Gnoli chiarisce il suo atteggiamento di attrazione-repulsa nei confronti dell’oggetto: "Per me l'oggetto quotidiano stesso, ingrandito per l'attenzione che gli si è prestata, è più importante, più bello e più tremendo di ogni invenzione e fantasia che abbia potuto crearlo. Esso mi dice di più di me stesso di qualsiasi altra cosa, mi riempie di paura, di disgusto e di entusiasmo".

Sono oggetti belli e terribili, che si danno per sottrazione e per sineddoche: il bottone, invece della giacca, invece della donna il busto senza testa. "Poltrone nelle quali siede la propria ombra, in cui si dilata il semplice disegno della stoffa, con un'invadenza da far scoppiare la cornice. 'Assenza' si chiama programmaticamente una di queste poltrone vuote e 'Senza natura morta' un tavolo con null'altro che una coperta a fiori oppure sono cose voltate frontalmente dall’altra parte tra sé ed il margine del quadro".(P. Sager, Le nuove forme del Realismo, Milano, 1976)
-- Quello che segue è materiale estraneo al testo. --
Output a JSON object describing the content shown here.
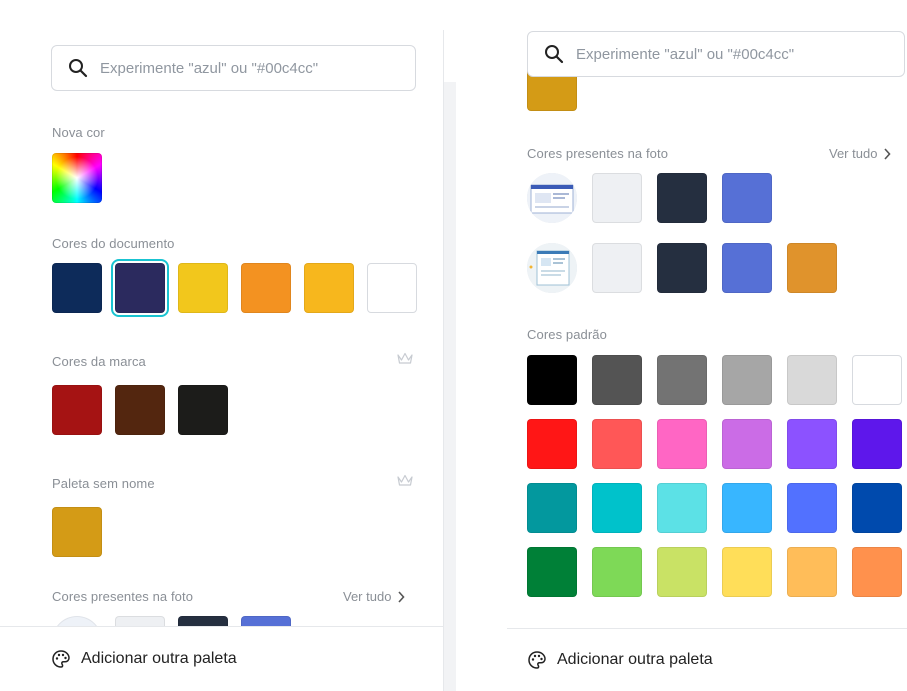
{
  "search": {
    "placeholder": "Experimente \"azul\" ou \"#00c4cc\""
  },
  "left": {
    "new_color_label": "Nova cor",
    "document_colors_label": "Cores do documento",
    "document_colors": [
      "#0d2b5a",
      "#2b2a5e",
      "#f2c71c",
      "#f39221",
      "#f7b71d",
      "#ffffff"
    ],
    "brand_colors_label": "Cores da marca",
    "brand_colors": [
      "#a51313",
      "#53260f",
      "#1c1c1a"
    ],
    "palette_label": "Paleta sem nome",
    "palette_colors": [
      "#d49b16"
    ],
    "photo_colors_label": "Cores presentes na foto",
    "see_all": "Ver tudo",
    "photo_colors_partial": [
      "#eef0f3",
      "#252f40",
      "#5670d6"
    ],
    "footer_label": "Adicionar outra paleta"
  },
  "right": {
    "top_partial_color": "#d49b16",
    "photo_colors_label": "Cores presentes na foto",
    "see_all": "Ver tudo",
    "photo_row1": [
      "#eef0f3",
      "#252f40",
      "#5670d6"
    ],
    "photo_row2": [
      "#eef0f3",
      "#252f40",
      "#5670d6",
      "#e0932c"
    ],
    "standard_label": "Cores padrão",
    "standard_colors": [
      [
        "#000000",
        "#545454",
        "#737373",
        "#a6a6a6",
        "#d9d9d9",
        "#ffffff"
      ],
      [
        "#ff1616",
        "#ff5757",
        "#ff66c4",
        "#cb6ce6",
        "#8c52ff",
        "#5e17eb"
      ],
      [
        "#03989e",
        "#00c2cb",
        "#5ce1e6",
        "#38b6ff",
        "#5271ff",
        "#004aad"
      ],
      [
        "#008037",
        "#7ed957",
        "#c9e265",
        "#ffde59",
        "#ffbd59",
        "#ff914d"
      ]
    ],
    "footer_label": "Adicionar outra paleta"
  },
  "colors": {
    "selection_outline": "#19c3d1",
    "crown": "#c7cbd1"
  }
}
E' un'arte mentale quella di Gnoli pur nella sua concretezza materica, persino accentuata dalla texture sensoria della tela, con colori pastosi talora mischiati a sabbia. E' il tentativo di astrarre, anzi di strappare dalle essenze fenomeniche (contraddizione peculiare dell'iperrealismo, almeno nelle sue declinazioni più consapevoli) il senso ultimo del reale che si pone, senza svelarsi.

E un tentativo lodevole, ma destinato al fallimento, perché le apparenze si celano nell’istante stesso in cui appaiono.